As a tech enthusiast and senior analyst at Independent Insights, Kyle Lagunas is dedicated to keeping today's business leaders in touch with important trends and hot topics in the world of work. Connecting with thought leaders and in-the-trenches professionals, he offers a fresh take on best practices in recruiting, human resources, and talent management. Contact him at kdlagunas@gmail.com
  • http://twitter.com/sparkhire Spark Hire

    Great article. You pointed out a lot of the ways that social technology is really impacting how talent is found and managed, as well as the hurdles it still has to clear. Social media is a new tool in the recruiting toolbox and we still have to figure out how to use it for best results. But like other new technology, for example video interviews, it’s helping to make talent acquisition easier.

  • Donna Ronayne

    Hi Kyle,

    For social technologies to truly drive innovation in talent management, their purpose needs to be clear, and they need to support defined outcomes. Is it to increase employee engagement? Gain deeper insight into performance gaps? To foster a coaching culture?
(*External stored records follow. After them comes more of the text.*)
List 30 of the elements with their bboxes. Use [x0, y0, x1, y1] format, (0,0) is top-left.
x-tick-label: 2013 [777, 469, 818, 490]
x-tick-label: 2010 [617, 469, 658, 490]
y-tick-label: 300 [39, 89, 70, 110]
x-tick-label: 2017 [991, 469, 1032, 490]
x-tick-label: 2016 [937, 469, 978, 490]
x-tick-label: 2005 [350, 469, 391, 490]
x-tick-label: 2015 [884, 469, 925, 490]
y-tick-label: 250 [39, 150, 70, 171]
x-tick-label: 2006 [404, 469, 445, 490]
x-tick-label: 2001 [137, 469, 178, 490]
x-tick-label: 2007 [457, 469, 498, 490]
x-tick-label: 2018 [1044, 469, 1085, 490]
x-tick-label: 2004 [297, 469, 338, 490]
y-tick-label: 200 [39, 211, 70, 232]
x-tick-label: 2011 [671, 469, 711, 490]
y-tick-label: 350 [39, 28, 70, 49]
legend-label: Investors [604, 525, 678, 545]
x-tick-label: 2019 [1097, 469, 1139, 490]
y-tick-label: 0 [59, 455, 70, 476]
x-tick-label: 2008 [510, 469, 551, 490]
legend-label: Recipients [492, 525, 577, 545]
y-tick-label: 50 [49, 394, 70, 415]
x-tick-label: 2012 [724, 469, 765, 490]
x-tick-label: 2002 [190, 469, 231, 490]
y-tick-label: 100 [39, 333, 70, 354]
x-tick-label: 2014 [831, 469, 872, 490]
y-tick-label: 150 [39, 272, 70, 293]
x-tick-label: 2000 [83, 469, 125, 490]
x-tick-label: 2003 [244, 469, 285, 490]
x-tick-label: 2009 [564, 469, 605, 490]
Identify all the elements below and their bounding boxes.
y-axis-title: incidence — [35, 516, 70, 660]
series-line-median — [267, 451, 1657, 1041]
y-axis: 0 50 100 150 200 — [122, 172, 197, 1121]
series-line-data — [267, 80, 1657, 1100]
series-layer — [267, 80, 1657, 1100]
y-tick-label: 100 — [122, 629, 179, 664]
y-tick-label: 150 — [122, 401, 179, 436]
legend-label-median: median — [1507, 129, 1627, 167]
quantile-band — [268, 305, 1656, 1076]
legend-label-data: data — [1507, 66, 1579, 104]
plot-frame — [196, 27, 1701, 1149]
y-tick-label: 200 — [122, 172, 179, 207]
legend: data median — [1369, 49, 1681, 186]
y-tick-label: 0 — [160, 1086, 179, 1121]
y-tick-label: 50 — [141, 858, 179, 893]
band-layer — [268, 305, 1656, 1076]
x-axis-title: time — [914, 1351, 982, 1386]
    If it’s difficult for organizations to demonstrate how the use of social technologies helped to achieve those outcomes then social becomes nothing more than a bell and a whistle. Sure gamification can spark interest in the tool and the process – at least for a while – but if no value comes from it, what’s the point?

    For this blending of social technologies into talent management solutions and processes to work long term, it needs to be done in a thoughtful way. This blending needs to reinforce corporate culture, values and business strategy while providing employees at
    all levels of the organization more visibility into ‘what’s really going on’.